Victor was kept in hospital overnight, on account of his bitten lip and presumed shock, and released the next morning, whereupon Anselm paid him a welcome visit at home.
‘As I told you before,’ said Victor, ‘I had always seen the irony of my predicament — on paper, I was the one who had betrayed The Round Table. So when I came to England I decided to set the record straight, if you will forgive the expression. The idea came to me when I was wondering how I might conceal my identity still further. I decided to change my name a second time. What name? I thought.’
‘Brownlow?’ interjected Anselm with a faint, querying smile.
‘The man who rescued Oliver Twist,’ replied Victor. For him it was an old joke, lame but enduring, a sniff at adversity.
‘Of course,’ snapped Anselm. ‘I knew I recognised it.’

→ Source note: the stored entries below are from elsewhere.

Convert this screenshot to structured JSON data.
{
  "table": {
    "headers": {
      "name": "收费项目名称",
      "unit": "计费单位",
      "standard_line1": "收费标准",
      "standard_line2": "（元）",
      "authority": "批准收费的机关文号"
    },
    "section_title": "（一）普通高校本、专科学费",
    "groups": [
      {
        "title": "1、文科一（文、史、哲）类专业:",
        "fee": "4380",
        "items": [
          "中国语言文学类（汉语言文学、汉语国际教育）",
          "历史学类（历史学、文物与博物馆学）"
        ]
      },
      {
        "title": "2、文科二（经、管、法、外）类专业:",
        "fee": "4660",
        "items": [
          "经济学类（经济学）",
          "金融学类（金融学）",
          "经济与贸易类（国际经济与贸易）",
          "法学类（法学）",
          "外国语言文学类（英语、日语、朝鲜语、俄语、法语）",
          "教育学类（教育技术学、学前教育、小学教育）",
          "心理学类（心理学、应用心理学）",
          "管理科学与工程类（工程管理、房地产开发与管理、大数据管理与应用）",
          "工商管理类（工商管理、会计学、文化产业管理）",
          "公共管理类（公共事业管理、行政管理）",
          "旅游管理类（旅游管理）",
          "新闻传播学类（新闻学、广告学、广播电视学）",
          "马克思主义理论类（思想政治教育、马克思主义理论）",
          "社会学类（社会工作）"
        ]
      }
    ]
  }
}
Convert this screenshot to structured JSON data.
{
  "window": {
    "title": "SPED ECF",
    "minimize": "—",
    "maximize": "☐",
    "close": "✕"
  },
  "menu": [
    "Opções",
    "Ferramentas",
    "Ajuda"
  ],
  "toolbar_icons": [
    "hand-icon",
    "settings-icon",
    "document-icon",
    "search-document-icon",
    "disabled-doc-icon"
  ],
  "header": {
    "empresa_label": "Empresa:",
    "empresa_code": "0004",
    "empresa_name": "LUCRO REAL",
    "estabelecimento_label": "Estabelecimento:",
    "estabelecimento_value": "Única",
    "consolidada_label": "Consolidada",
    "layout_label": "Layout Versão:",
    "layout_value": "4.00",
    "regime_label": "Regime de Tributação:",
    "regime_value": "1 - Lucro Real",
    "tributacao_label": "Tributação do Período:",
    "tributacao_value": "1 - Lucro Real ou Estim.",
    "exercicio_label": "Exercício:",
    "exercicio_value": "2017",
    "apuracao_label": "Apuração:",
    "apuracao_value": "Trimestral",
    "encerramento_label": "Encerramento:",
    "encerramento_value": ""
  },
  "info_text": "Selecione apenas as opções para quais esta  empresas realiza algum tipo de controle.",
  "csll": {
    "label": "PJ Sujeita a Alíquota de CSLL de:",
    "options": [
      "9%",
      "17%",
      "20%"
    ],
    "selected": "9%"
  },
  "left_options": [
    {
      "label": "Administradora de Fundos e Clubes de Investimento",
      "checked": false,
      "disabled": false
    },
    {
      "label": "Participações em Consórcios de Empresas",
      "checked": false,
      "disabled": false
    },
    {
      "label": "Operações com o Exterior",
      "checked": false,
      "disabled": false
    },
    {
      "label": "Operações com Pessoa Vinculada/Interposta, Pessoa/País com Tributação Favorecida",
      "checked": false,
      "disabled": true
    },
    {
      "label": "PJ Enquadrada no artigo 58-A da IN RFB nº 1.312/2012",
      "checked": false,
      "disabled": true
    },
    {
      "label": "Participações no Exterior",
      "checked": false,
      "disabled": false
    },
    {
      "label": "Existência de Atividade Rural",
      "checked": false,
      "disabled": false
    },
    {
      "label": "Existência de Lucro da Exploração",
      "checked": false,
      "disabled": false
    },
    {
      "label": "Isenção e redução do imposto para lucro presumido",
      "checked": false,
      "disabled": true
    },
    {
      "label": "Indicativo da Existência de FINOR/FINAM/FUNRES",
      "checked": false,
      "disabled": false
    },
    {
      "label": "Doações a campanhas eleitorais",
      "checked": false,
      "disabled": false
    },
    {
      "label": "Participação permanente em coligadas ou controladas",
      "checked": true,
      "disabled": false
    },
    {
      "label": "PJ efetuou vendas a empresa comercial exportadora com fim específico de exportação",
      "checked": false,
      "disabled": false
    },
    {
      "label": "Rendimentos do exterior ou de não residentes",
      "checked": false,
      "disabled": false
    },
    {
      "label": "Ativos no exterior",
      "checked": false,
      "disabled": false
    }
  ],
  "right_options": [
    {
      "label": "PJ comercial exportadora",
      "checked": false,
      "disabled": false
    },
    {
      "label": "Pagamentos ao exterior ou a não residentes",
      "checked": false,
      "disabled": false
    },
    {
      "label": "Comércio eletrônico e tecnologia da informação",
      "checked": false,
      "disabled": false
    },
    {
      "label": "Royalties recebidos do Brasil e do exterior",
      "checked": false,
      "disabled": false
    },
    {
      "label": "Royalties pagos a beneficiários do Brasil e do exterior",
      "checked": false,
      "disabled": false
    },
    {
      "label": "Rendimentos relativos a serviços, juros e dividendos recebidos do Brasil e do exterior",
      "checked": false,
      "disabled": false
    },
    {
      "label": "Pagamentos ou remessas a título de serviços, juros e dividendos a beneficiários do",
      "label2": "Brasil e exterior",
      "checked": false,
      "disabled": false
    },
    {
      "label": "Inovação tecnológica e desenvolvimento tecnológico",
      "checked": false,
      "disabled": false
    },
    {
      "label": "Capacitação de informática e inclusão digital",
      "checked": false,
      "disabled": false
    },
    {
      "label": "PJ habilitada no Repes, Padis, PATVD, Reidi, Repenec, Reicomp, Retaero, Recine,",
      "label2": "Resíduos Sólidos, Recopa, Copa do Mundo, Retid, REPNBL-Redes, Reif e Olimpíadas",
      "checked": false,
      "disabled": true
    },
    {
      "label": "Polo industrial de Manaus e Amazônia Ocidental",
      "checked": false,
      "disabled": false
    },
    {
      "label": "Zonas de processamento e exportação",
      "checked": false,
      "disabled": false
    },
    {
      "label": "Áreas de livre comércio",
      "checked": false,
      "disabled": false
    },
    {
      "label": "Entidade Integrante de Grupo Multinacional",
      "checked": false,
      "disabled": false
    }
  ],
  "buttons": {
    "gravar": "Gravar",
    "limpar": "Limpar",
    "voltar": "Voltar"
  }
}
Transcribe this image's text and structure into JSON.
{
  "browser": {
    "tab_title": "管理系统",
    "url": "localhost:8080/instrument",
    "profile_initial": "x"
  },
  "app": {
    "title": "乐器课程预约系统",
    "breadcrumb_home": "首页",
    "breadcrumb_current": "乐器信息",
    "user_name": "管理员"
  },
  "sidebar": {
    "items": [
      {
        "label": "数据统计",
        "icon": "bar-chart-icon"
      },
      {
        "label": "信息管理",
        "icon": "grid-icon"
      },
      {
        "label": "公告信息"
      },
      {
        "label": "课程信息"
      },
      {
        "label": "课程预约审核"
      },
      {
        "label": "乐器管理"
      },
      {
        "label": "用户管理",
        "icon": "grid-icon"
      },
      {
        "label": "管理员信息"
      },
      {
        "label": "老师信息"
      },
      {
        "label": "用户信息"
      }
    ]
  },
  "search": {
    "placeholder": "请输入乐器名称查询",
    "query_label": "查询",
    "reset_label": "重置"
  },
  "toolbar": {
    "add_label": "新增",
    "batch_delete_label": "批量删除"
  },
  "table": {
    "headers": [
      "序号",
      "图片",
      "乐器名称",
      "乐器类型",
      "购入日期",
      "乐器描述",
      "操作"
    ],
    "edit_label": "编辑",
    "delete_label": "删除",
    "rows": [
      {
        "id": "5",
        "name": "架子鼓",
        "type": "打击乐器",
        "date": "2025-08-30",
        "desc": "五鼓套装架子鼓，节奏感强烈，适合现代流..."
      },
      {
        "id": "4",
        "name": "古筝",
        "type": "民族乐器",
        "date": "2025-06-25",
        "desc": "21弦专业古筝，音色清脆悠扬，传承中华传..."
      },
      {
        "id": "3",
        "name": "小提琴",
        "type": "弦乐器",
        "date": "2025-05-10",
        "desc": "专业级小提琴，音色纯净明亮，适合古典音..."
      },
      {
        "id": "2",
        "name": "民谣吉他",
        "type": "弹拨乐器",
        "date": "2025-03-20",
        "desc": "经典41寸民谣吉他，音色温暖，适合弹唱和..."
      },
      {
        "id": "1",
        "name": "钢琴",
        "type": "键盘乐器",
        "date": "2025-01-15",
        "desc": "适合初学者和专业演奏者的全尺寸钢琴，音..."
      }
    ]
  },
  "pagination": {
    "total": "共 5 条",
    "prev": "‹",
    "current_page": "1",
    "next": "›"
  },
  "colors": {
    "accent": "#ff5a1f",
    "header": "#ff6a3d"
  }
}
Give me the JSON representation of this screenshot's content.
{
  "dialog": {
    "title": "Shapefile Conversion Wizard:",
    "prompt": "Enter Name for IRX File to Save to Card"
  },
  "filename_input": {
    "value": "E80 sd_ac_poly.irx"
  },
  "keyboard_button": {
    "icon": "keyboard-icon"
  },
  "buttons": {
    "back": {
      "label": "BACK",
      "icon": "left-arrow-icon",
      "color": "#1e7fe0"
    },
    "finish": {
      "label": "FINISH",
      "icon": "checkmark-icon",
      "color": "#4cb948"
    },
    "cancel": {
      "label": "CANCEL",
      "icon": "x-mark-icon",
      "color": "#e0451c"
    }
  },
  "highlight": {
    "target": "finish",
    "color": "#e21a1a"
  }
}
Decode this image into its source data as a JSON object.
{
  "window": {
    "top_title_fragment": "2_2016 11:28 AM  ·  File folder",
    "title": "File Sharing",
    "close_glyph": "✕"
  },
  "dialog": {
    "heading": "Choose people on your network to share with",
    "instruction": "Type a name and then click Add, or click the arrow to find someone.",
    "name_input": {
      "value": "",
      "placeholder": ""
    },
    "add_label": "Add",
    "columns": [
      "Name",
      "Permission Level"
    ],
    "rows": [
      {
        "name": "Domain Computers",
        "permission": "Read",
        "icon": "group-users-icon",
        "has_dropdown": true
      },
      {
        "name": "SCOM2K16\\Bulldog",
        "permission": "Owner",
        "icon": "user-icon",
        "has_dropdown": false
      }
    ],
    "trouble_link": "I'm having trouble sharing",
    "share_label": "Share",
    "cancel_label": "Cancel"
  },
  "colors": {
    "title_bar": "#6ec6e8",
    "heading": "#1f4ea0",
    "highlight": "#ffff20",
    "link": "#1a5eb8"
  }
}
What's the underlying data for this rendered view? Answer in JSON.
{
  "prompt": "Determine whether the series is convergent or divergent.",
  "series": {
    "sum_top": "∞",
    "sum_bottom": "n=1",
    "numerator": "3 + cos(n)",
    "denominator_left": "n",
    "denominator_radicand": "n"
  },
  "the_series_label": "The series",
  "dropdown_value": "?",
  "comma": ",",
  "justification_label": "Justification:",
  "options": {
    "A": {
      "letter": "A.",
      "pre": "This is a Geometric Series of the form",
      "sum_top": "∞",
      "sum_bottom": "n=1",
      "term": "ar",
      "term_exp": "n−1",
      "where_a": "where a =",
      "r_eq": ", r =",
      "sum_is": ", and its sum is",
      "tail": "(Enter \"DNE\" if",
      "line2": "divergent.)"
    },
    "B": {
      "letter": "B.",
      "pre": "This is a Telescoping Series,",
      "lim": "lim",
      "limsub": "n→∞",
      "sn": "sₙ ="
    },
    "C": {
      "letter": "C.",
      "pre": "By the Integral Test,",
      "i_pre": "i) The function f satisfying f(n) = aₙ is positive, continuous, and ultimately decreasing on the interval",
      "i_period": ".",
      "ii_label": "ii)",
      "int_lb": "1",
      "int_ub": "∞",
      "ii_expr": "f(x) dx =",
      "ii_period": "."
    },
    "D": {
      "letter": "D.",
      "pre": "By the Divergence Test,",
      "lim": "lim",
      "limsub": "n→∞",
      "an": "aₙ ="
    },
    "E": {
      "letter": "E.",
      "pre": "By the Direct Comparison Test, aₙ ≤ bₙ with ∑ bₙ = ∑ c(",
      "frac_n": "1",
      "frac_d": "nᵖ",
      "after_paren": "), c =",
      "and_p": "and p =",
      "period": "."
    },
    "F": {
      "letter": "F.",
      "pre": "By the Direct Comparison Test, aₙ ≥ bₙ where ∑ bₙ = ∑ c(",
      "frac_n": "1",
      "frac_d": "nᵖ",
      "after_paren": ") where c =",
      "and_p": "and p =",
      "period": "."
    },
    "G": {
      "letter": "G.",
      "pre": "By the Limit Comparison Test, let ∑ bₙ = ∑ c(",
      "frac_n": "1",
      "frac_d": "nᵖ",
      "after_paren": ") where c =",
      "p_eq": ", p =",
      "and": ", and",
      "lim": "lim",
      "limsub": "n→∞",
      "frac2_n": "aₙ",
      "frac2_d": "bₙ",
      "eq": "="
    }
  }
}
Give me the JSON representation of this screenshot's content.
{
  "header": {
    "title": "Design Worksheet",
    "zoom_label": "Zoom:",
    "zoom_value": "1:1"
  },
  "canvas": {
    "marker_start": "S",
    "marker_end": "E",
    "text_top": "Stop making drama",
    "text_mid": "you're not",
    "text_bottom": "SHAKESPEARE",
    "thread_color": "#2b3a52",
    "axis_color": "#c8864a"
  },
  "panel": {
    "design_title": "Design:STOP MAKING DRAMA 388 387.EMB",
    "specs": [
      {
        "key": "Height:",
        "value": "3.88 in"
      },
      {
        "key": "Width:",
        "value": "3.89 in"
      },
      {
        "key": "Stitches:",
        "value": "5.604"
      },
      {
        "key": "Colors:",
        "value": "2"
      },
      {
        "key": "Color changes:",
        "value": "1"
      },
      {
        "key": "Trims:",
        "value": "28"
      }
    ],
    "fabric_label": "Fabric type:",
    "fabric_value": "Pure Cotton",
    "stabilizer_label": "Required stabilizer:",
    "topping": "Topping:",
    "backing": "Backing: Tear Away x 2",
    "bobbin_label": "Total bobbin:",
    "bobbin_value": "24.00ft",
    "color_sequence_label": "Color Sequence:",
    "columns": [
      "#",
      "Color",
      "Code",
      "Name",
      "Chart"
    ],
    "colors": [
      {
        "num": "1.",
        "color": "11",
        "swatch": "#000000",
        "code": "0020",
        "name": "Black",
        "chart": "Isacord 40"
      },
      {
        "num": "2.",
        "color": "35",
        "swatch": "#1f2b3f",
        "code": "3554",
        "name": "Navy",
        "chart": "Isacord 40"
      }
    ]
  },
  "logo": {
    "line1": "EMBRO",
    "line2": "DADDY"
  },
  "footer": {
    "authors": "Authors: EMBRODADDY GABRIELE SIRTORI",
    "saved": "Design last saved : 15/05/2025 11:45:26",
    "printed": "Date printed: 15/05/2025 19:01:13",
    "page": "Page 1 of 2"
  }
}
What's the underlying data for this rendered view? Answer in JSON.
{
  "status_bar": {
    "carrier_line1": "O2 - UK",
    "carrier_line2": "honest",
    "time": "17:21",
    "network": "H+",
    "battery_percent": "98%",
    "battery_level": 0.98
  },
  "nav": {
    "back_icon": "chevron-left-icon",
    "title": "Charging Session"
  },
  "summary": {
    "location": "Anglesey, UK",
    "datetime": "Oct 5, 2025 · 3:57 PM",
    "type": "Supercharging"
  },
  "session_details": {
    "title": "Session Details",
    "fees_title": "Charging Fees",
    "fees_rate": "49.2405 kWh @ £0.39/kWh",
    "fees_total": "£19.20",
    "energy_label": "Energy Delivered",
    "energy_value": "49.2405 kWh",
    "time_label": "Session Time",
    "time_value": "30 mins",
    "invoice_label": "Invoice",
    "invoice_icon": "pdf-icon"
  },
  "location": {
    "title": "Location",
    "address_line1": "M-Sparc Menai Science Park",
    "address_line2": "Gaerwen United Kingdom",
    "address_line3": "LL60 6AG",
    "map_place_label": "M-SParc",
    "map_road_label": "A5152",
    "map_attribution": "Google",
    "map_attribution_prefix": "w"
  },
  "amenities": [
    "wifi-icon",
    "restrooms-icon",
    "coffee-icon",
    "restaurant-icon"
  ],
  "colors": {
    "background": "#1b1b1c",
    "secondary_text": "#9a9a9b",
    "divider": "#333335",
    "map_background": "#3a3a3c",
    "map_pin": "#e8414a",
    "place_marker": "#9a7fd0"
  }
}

Abandoning the advantages his education and talent would have brought him, Victor then chose factory work as a long-term hiding place. For most of his employed life he stood by a conveyor belt putting lids on jars of mustard. He saved what he could for Robert’s precocious talent at the piano. He met Pauline, his wife-to-be, at a church fair bookstall. Nature ran its course and she became a mother to Robert, but he was old enough to remember her coming into his life.
‘When he was old enough to understand, I told him his real mother had died during an air raid. Disasters are always convincing.’
For twenty-six years Pauline had been his strength, the woman to whom he confided all that had happened. When she knew she was going to die from a rare kidney complaint she wrote Victor a letter, to help him after she had gone. But they were lifeless words, shapes in ink. He used to stare at them, trying to summon up the voice that had once spoken to him, her passion, her belief in him, her constant forgiveness for the wrongs of which he was a part. He’d been to confession.